The risk of acquiring this infection is considered to be substantially smaller than the general risks of infection after cardiothoracic surgery and that in most cases, the risk of delaying surgery would outweigh this specific infection risk.

John Wilkinson, MHRA Director of Devices said:

We are aware of a small number of patients who have undergone cardiac surgery, where cardiopulmonary bypass has been used, and subsequently developed endocarditis and/or septicaemia associated with Mycobacterium chimaera.

We are working closely with PHE to investigate the issue and implications for UK hospitals and are in the process of issuing an Medical Device Alert advising of the action needed to minimise the risk of infection.

An NHS England spokesperson said:

NHS England is working closely with PHE, MHRA, and Trusts with cardiothoracic services, to help them assess what steps might be necessary in response to the potential concerns raised about contamination of blood heating and cooling machines.

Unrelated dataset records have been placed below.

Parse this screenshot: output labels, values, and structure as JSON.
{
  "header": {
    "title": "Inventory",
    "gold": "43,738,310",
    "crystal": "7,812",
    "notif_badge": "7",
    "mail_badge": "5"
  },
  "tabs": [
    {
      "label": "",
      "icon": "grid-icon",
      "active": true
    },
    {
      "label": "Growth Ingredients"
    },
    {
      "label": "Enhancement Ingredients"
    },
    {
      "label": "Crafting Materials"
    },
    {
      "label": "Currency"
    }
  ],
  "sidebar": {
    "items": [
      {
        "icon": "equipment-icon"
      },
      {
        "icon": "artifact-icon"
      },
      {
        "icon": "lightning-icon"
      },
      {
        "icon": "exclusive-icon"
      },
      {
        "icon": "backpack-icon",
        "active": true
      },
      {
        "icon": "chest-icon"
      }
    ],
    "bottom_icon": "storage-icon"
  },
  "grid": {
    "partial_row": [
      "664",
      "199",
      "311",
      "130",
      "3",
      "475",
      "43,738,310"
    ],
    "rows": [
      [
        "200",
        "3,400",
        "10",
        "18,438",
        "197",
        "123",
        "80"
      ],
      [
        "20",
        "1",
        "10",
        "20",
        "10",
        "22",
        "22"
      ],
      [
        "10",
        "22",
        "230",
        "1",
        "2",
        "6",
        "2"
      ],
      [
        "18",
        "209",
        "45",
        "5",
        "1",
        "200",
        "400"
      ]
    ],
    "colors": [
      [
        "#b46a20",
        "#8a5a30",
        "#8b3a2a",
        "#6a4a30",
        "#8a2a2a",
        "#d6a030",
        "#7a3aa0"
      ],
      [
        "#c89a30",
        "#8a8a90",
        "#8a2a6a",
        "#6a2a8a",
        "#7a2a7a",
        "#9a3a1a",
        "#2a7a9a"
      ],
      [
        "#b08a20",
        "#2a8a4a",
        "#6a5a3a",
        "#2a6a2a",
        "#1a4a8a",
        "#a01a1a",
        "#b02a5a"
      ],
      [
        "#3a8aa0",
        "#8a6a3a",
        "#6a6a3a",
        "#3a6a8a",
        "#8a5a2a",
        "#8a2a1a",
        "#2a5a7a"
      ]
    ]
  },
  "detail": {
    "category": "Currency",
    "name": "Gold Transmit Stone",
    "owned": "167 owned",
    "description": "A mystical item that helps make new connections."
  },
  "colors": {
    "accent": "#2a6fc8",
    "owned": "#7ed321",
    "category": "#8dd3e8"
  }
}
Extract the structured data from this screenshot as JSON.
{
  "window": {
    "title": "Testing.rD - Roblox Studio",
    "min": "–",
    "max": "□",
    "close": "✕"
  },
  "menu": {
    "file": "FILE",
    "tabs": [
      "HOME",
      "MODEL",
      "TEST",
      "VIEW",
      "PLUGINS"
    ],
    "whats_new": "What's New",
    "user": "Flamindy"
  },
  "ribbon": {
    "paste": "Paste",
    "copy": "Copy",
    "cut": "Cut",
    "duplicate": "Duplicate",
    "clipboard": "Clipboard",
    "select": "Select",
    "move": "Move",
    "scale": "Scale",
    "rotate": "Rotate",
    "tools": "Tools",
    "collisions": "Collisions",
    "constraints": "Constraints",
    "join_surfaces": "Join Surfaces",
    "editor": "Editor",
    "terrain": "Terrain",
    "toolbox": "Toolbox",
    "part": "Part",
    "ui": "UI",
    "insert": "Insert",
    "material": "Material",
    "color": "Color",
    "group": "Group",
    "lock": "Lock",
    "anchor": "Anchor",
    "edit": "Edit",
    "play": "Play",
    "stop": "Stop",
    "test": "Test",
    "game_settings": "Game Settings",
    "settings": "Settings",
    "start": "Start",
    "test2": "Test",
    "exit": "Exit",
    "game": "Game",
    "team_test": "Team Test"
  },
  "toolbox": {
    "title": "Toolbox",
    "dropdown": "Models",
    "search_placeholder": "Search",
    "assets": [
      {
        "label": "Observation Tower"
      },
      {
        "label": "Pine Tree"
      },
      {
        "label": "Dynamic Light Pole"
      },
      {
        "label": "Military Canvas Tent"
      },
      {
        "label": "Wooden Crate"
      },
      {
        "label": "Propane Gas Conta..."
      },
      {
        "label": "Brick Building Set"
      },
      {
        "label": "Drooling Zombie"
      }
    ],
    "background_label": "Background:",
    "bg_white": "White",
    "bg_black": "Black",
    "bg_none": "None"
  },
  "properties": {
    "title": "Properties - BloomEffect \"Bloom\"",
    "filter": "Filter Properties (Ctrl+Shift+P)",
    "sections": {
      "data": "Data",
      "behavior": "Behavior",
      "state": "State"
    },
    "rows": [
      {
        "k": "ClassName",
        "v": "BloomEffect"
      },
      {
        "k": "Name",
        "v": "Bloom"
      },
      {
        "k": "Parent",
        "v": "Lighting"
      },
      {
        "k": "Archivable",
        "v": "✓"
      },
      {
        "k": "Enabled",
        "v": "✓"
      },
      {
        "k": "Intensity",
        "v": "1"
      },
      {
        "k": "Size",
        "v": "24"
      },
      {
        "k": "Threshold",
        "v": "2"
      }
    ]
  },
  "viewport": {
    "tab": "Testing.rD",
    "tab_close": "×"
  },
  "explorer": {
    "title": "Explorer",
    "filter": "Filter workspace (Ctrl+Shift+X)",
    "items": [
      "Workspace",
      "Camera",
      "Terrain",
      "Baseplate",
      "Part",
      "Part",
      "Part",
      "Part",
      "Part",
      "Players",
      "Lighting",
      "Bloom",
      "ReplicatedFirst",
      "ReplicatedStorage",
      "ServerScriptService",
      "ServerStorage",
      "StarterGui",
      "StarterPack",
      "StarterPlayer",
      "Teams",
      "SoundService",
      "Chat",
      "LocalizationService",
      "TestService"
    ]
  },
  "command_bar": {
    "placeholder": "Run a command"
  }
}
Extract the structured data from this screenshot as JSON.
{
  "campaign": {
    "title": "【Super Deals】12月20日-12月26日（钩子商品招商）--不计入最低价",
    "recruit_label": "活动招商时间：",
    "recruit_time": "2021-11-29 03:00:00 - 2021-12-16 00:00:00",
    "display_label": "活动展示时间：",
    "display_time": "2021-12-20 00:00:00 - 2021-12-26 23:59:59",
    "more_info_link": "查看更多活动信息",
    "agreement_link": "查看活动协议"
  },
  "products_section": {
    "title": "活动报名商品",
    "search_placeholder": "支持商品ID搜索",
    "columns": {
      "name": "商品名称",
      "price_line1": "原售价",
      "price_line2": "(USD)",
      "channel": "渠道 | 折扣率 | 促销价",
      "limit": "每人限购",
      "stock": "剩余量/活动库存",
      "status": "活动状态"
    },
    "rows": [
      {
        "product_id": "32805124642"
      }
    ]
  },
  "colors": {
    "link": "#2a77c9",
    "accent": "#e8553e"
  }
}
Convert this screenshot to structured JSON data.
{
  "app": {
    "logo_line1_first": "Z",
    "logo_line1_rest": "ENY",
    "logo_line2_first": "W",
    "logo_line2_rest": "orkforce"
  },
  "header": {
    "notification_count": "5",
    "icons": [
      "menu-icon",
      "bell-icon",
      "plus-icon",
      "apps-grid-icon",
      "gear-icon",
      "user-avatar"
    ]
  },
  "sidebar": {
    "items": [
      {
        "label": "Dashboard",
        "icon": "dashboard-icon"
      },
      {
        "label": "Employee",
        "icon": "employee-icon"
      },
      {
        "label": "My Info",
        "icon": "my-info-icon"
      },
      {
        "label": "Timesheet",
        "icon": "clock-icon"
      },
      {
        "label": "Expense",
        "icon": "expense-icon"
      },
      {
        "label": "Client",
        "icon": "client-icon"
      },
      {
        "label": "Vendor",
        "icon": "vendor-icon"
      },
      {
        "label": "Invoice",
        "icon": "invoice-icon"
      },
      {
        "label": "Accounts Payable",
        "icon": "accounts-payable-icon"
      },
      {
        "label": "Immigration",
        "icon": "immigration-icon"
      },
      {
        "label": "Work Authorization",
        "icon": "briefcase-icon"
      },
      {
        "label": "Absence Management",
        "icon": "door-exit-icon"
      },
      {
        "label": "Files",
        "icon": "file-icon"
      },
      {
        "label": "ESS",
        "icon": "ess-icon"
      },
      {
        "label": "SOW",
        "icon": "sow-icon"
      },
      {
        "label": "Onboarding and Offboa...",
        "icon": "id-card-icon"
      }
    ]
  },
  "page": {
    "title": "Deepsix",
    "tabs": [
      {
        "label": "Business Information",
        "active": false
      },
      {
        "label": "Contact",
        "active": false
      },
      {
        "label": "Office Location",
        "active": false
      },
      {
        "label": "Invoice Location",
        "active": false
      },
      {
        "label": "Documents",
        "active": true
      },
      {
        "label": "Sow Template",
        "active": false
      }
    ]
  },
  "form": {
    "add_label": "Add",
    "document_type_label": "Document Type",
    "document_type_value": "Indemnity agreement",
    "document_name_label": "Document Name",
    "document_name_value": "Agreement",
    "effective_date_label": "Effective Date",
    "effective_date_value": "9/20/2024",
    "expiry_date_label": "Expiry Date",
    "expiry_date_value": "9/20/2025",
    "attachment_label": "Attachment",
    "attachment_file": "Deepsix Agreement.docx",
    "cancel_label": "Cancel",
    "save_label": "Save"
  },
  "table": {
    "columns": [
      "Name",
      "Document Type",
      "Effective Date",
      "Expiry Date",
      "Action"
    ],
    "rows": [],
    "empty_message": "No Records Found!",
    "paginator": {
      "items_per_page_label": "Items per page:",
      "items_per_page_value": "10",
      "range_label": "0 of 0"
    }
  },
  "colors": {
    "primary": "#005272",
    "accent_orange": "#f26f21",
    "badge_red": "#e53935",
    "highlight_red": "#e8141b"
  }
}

We will continue to monitor capacity across the health system to ensure that patients continue to receive the care they need, when they need it.

The investigation has been referenced twice in the PHE’s weekly Health Protection Report, on 30 April 2015 and 21 May 2015.

ECDC published a rapid risk assessment on 30 April 2015 updating on the European-wide investigation.

Colleagues in Switzerland have now published the findings of their investigation into Mycobacterium chimaera infection.